To succeed, he must follow the following principles:
- Win the negotiations he enters. He has seemed too desperate for a deal. The result has been that all principles were up for auction. Whenever big pharma, bankers, trade unions, or Senator Ben Nelson showed up at the White House, everybody went home with a prize except the average citizen. The president must learn to walk away from the table and let the other side sweat.
- Impose real party discipline. Although this may be harder now, it is critical. Too many special-interest groups within the party are holding the president hostage, preventing any clarity in defining the agenda. Unity begins and ends with firm leadership. Wasn’t this supposed to be Rahm Emanuel’s expertise?
- Get ahead of the populist rage—not behind it. The president must show the passion that got him where he is; otherwise, he cedes angry voters to the Republicans. Democrats should be embarrassed that Sarah Palin and Scott Brown have been the primary political beneficiaries of the Democratic failure to articulate a real middle class agenda thus far. The failed communications strategy of the White House over the past year has permitted the new administration to be portrayed as the voice of the status quo rather than the coalition of change.
- Define a new social contract. Roosevelt did this during the Great Depression. It was not just a series of regulations that defined Roosevelt’s response; it was a newly formed set of relationships that bound us together as a community. The social contract of 2006 that let bankers get $50 million paychecks by gambling with tax dollars doesn’t work anymore, but the president hasn’t yet articulated an alternative.
- Redefine the financial services sector. Obama has finally begun to do this with the “Volcker Rule,” which will impose structural reform and eliminate the proprietary trading with taxpayer-insured money.
- Find an economic leadership team that believes passionately in the principles defined above. If that means replacing Larry Summers and Tim Geithner, so be it. The Summers-Geithner team has brought the president to the precipice. The public has punished the president for meeting every bank need while the needs of the public were set aside. The bad choices made by Geithner and Summers have been well-chronicled, but perhaps most egregious was the way they have repeatedly made it appear that Wall Street is running economic policy.
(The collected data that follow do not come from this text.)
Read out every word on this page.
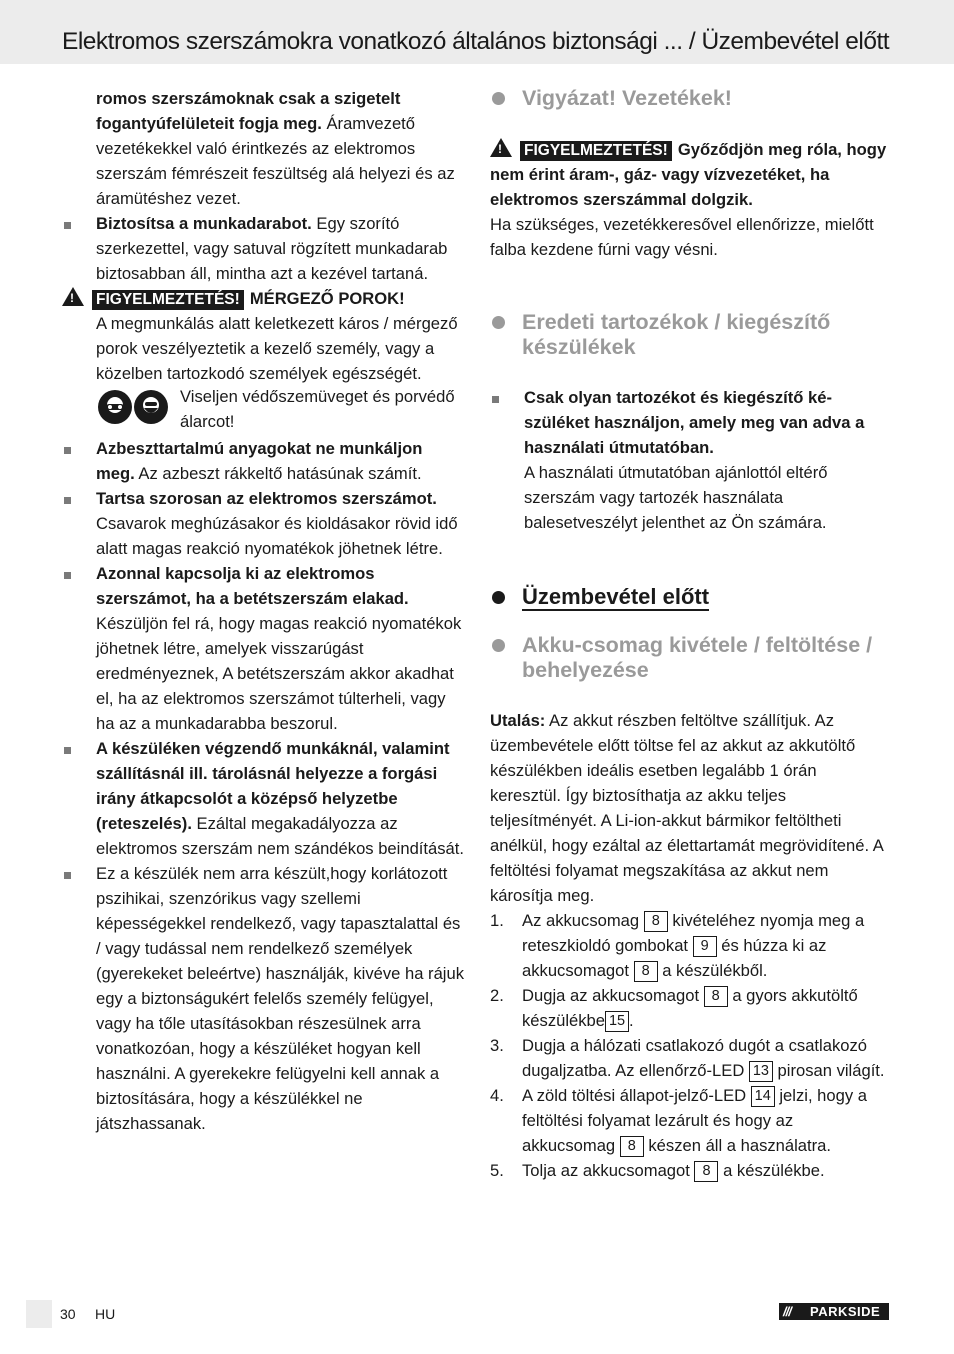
Elektromos szerszámokra vonatkozó általános biztonsági ... / Üzembevétel előtt

romos szerszámoknak csak a szigetelt fogantyúfelületeit fogja meg. Áramvezető vezetékekkel való érintkezés az elektromos szerszám fémrészeit feszültség alá helyezi és az áramütéshez vezet.

Biztosítsa a munkadarabot. Egy szorító szerkezettel, vagy satuval rögzített munkadarab biztosabban áll, mintha azt a kezével tartaná.

! FIGYELMEZTETÉS! MÉRGEZŐ POROK!

A megmunkálás alatt keletkezett káros / mérgező porok veszélyeztetik a kezelő személy, vagy a közelben tartozkodó személyek egészségét.

Viseljen védőszemüveget és porvédő álarcot!

Azbeszttartalmú anyagokat ne munkáljon meg. Az azbeszt rákkeltő hatásúnak számít.
Tartsa szorosan az elektromos szerszámot. Csavarok meghúzásakor és kioldásakor rövid idő alatt magas reakció nyomatékok jöhetnek létre.
Azonnal kapcsolja ki az elektromos szerszámot, ha a betétszerszám elakad. Készüljön fel rá, hogy magas reakció nyomatékok jöhetnek létre, amelyek visszarúgást eredményeznek, A betétszerszám akkor akadhat el, ha az elektromos szerszámot túlterheli, vagy ha az a munkadarabba beszorul.
A készüléken végzendő munkáknál, valamint szállításnál ill. tárolásnál helyezze a forgási irány átkapcsolót a középső helyzetbe (reteszelés). Ezáltal megakadályozza az elektromos szerszám nem szándékos beindítását.
Ez a készülék nem arra készült,hogy korlátozott pszihikai, szenzórikus vagy szellemi képességekkel rendelkező, vagy tapasztalattal és / vagy tudással nem rendelkező személyek (gyerekeket beleértve) használják, kivéve ha rájuk egy a biztonságukért felelős személy felügyel, vagy ha tőle utasításokban részesülnek arra vonatkozóan, hogy a készüléket hogyan kell használni. A gyerekekre felügyelni kell annak a biztosítására, hogy a készülékkel ne játszhassanak.
Vigyázat! Vezetékek!

! FIGYELMEZTETÉS! Győződjön meg róla, hogy nem érint áram-, gáz- vagy vízvezetéket, ha elektromos szerszámmal dolgzik.

Ha szükséges, vezetékkeresővel ellenőrizze, mielőtt falba kezdene fúrni vagy vésni.

Eredeti tartozékok / kiegészítő készülékek
Csak olyan tartozékot és kiegészítő ké-szüléket használjon, amely meg van adva a használati útmutatóban.

A használati útmutatóban ajánlottól eltérő szerszám vagy tartozék használata balesetveszélyt jelenthet az Ön számára.

Üzembevétel előtt
Akku-csomag kivétele / feltöltése / behelyezése

Utalás: Az akkut részben feltöltve szállítjuk. Az üzembevétele előtt töltse fel az akkut az akkutöltő készülékben ideális esetben legalább 1 órán keresztül. Így biztosíthatja az akku teljes teljesítményét. A Li-ion-akkut bármikor feltöltheti anélkül, hogy ezáltal az élettartamát megrövidítené. A feltöltési folyamat megszakítása az akkut nem károsítja meg.

1. Az akkucsomag 8 kivételéhez nyomja meg a reteszkioldó gombokat 9 és húzza ki az akkucsomagot 8 a készülékből.
2. Dugja az akkucsomagot 8 a gyors akkutöltő készülékbe 15 .
3. Dugja a hálózati csatlakozó dugót a csatlakozó dugaljzatba. Az ellenőrző-LED 13 pirosan világít.
4. A zöld töltési állapot-jelző-LED 14 jelzi, hogy a feltöltési folyamat lezárult és hogy az akkucsomag 8 készen áll a használatra.
5. Tolja az akkucsomagot 8 a készülékbe.
30 HU	/// PARKSIDE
If all these suggestions fail and the Republicans successfully filibuster, thereby preventing enactment of a meaningful reform agenda, so be it. Then voters will face a clear choice in the November elections. That is a far preferable resolution than the alternative—incrementalism at a time when fundamental change is needed. This crisis will have been wasted if the White House now opts, at the first sign of electoral upset, to run for cover.